Where Does All Your Recycled Waste Actually End Up?
When Edinburgh moved to fortnightly bin collections last September, residents were encouraged towards better environmental wellness – facing a £50 spot fine for excess waste. However, according to Campbell Clark, a senior recycling advisor at Edinburgh City Council, residents still have questions over the process, with several straying into the bizarre.
‘We have had people phone up and ask how they can recycle the dead mouse their cat has brought in or foxes that have died on the road,’ he said. ‘And people are frequently dropping things into recycling banks they wish they hadn’t like car keys, purses, engagement rings and we even had visa documents fall in there.’ Clark noted that the city has already notched up 37% of all household waste being reused, diverting 80,000 tonnes from the dump this year and potentially saving £8 million for the public through avoidance of landfill tax and disposal costs, but where does this recycled waste end up?
As an Edinburgh recycler, your food scraps are transported to a Scottish Water depot at Cumbernauld and turned into liquid fertiliser and compost and the useful biogas emitted during the process can be converted into energy. The shredders at Braehead slice and dice your cut-grass, tree branches and other vegetation into piles called windrows, which are allowed to compost before being sold to the public as soil improver.
Your old clothes take a journey further a field. Once they are sorted at I&G Cohen in Salford, textiles are transported to developing countries across the world. Unwanted clothing also goes to charities such as the National Blind Children’s Association, the World Cancer Research Fund and Christie Manchester Hospital. Around 70 tonnes of your reusable materials also get exported every year to Eastern Europe, Africa and Asia, while the rest are broken down into fibres or industrial wipes, some of which is processed into mattress stuffing.

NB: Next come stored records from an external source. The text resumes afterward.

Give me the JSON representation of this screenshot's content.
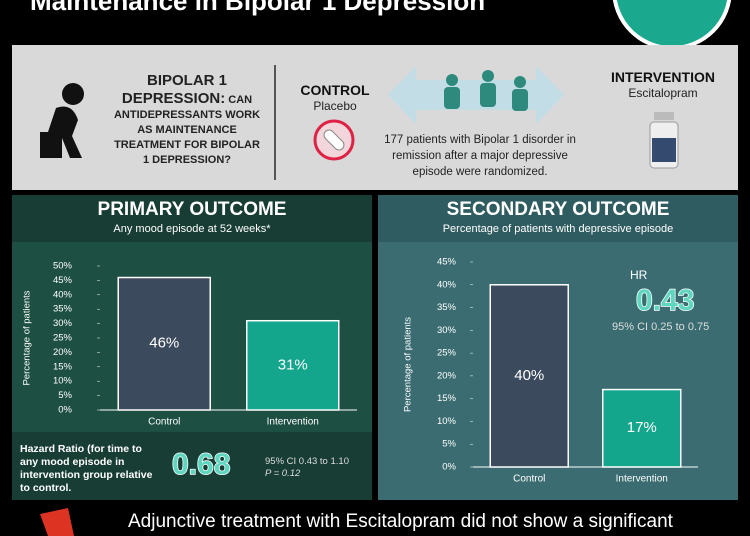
{
  "header": {
    "title": "Maintenance in Bipolar 1 Depression"
  },
  "question": {
    "lead": "BIPOLAR 1 DEPRESSION:",
    "rest": "CAN ANTIDEPRESSANTS WORK AS MAINTENANCE TREATMENT FOR BIPOLAR 1 DEPRESSION?"
  },
  "design": {
    "control_label": "CONTROL",
    "control_arm": "Placebo",
    "population": "177 patients with Bipolar 1 disorder in remission after a major depressive episode were randomized.",
    "intervention_label": "INTERVENTION",
    "intervention_arm": "Escitalopram"
  },
  "chart_data": [
    {
      "type": "bar",
      "title": "PRIMARY OUTCOME",
      "subtitle": "Any mood episode at 52 weeks*",
      "y_label": "Percentage of patients",
      "categories": [
        "Control",
        "Intervention"
      ],
      "values": [
        46,
        31
      ],
      "value_labels": [
        "46%",
        "31%"
      ],
      "colors": [
        "#3c4a5e",
        "#14a68c"
      ],
      "ylim": [
        0,
        50
      ],
      "yticks": [
        {
          "value": 0,
          "label": "0%"
        },
        {
          "value": 5,
          "label": "5%"
        },
        {
          "value": 10,
          "label": "10%"
        },
        {
          "value": 15,
          "label": "15%"
        },
        {
          "value": 20,
          "label": "20%"
        },
        {
          "value": 25,
          "label": "25%"
        },
        {
          "value": 30,
          "label": "30%"
        },
        {
          "value": 35,
          "label": "35%"
        },
        {
          "value": 40,
          "label": "40%"
        },
        {
          "value": 45,
          "label": "45%"
        },
        {
          "value": 50,
          "label": "50%"
        }
      ]
    },
    {
      "type": "bar",
      "title": "SECONDARY OUTCOME",
      "subtitle": "Percentage of patients with depressive episode",
      "y_label": "Percentage of patients",
      "categories": [
        "Control",
        "Intervention"
      ],
      "values": [
        40,
        17
      ],
      "value_labels": [
        "40%",
        "17%"
      ],
      "colors": [
        "#3c4a5e",
        "#14a68c"
      ],
      "ylim": [
        0,
        45
      ],
      "yticks": [
        {
          "value": 0,
          "label": "0%"
        },
        {
          "value": 5,
          "label": "5%"
        },
        {
          "value": 10,
          "label": "10%"
        },
        {
          "value": 15,
          "label": "15%"
        },
        {
          "value": 20,
          "label": "20%"
        },
        {
          "value": 25,
          "label": "25%"
        },
        {
          "value": 30,
          "label": "30%"
        },
        {
          "value": 35,
          "label": "35%"
        },
        {
          "value": 40,
          "label": "40%"
        },
        {
          "value": 45,
          "label": "45%"
        }
      ]
    }
  ],
  "primary_result": {
    "text": "Hazard Ratio (for time to any mood episode in intervention group relative to control.",
    "value": 0.68,
    "ci": "95% CI 0.43 to 1.10",
    "p": "P = 0.12"
  },
  "secondary_result": {
    "label": "HR",
    "value": 0.43,
    "ci": "95% CI 0.25 to 0.75"
  },
  "conclusion": "Adjunctive treatment with Escitalopram did not show a significant"
}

Recycled newspapers return to shop shelves as a brand new version of their old selves, while some 4,720 tonnes of glass – separated into containers for clear, green and amber – are transported to West Yorkshire per annum and will reappear in the supermarket as bottles and jars. Finally, G&P Batteries in the West Midlands use the extracted components of household batteries in the steel industry or in other industrial applications.